Parmaklarımız neden çıtlar ? İşte cevabı…
Hepimizin bir dönem yapmaktan zevk duyduğu, bazılarımız için alışkanlık haline gelen ve bazıları için ise hala bağımlılık sayılabilen tabiri caiz ise reflekstir. Bir nesil ise büyüklerinden aldığı nasihatle ‘yapma kuzum kireçlenme olur parmaklarında bak’ ile korkutuldu. Öncelike şununla başlamak isterim ki kireçlenme ile denilmek istenilen ‘artrit’, çok parmak çıtlatan kişilerde görüldüğüne dair bilimsel nitelikte bir kanıt hala yok.
Peki parmaklarımız neden çıtlar ? Bu konuda söz hakkı olan araştırma bilimleri bile kendi aralarında hemfikir oldukları bir sonuç olmadığı gibi ortaya atılan iddialar birbirinin tam anlamıyla tersini destekliyor. 2018’de yabancı kaynaklı bir dergide yayımlanan habere göre ise bilim adamları tam 1900’lü yıllardan beri bu olayın sebebini araştırıyormuş. İzninizle ayrıntıya gireyim şimdi.
2018’de bahsi geçen aynı makale ise cevap olarak eklemleri çevreleyen sıvıdaki küçük hava kabarcıklarının patladığı için bu sesin çıktığı yönünde bir iddiada bulundu ki açıkçası şu zamana kadar da konu hakkında fikri olan her 10 kişiden 6’sı da bu şekilde düşünüyordu (ben de dahil olmak üzere).
Ya zannettiğimiz gibi değilse.
‘Kavitasyon’ kısaca kabarcık oluşumuna verilen isimdir. Eklemleri kayganlaştıran sinovial sıvı parçalandığında basınçta ani bir düşüş yaşanıyor ve gazla dolu bir boşluk oluşuyor.
Stanford Üniversitesi Kimya Mühendisliği Bölümü’nde kabarcık dinamikleri üzerinde doktora yapan Vineeth Chandran Suja, eklemlerdeki gazın yaklaşık 5’de 4 kadarının karbondioksitten oluştuğunu söylüyor. Kanada’daki Alberta Üniversitesi’nden araştırmacılar uzman bir parmak çıtlatıcıyı manyetik rezonans (MR) cihazına yerleştirip gerçek zamanlı olarak izlediklerini ve çıtlama sesinin kavitasyon sırasında meydana geldiğini raporladılar.

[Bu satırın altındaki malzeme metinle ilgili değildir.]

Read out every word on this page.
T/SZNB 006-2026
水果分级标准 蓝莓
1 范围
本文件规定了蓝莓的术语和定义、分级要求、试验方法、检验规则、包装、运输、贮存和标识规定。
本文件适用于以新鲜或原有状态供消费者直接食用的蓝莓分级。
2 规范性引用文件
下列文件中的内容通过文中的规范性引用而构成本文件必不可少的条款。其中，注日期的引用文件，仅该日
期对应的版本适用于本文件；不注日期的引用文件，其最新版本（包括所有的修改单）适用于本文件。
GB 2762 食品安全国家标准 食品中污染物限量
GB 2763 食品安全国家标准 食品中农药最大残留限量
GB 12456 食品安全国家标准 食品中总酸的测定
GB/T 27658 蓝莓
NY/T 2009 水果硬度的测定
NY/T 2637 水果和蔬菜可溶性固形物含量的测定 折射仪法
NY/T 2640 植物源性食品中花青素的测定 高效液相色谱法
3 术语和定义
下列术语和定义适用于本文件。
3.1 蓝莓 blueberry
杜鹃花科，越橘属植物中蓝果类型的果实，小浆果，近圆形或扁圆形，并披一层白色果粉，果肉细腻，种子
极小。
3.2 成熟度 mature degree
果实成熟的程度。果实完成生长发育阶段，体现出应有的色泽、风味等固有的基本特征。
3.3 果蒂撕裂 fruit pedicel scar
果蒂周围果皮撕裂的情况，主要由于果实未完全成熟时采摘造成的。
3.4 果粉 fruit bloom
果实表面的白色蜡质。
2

Açıklanması bu kadar basit olmazdı değil mi ?
Ancak bu araştırma Suja için yeterince tatmin edici değildi. UC Davis College of Engineering’den Abdul Barakat ile birlikte yazdıkları makalede, çıtlama sesi bir kavitasyon sonucu oluşmayacak kadar büyük olduğunu ifade etmiştir. Üstelik MR görüntüleme cihazının yapısı gereği olması gerektiği kadar hızlı olamazdı. MR, kaydedilen görüntüleri tam anlamıyla patlama sırasında mı yoksa kavitasyon sırasında mı sesin oluştuğunu net şekilde tespit edecek bir makine değildi. En azından elimizdeki teknolojiyle…
Bu nedenle araştırmacılar sonuca ulaşmak için olayları matematiksel bir denkleme döktüklerinde, bu modelde ifade edilene göre çıtlama sırası ile normal andaki eşitlikten yararlanarak sesin patlamadan kaynakladığı belirtilmiştir. Ancak bu durum teorik bir ispat olsa da pratikte bir delil olarak kabul edilemeyecekti. Suja’ya göre bu modele göre eklemde daha çıtlamadan sonra kabarcıklar kaldığı için, patlayıp yok olmak yerine sadece sıkışmalarının da bu sesi çıkarabileceğini dile getirmiştir.
Suja için bu matematiksel model sorunun çözümüne bir adım daha yaklaşıldığının göstergesiydi.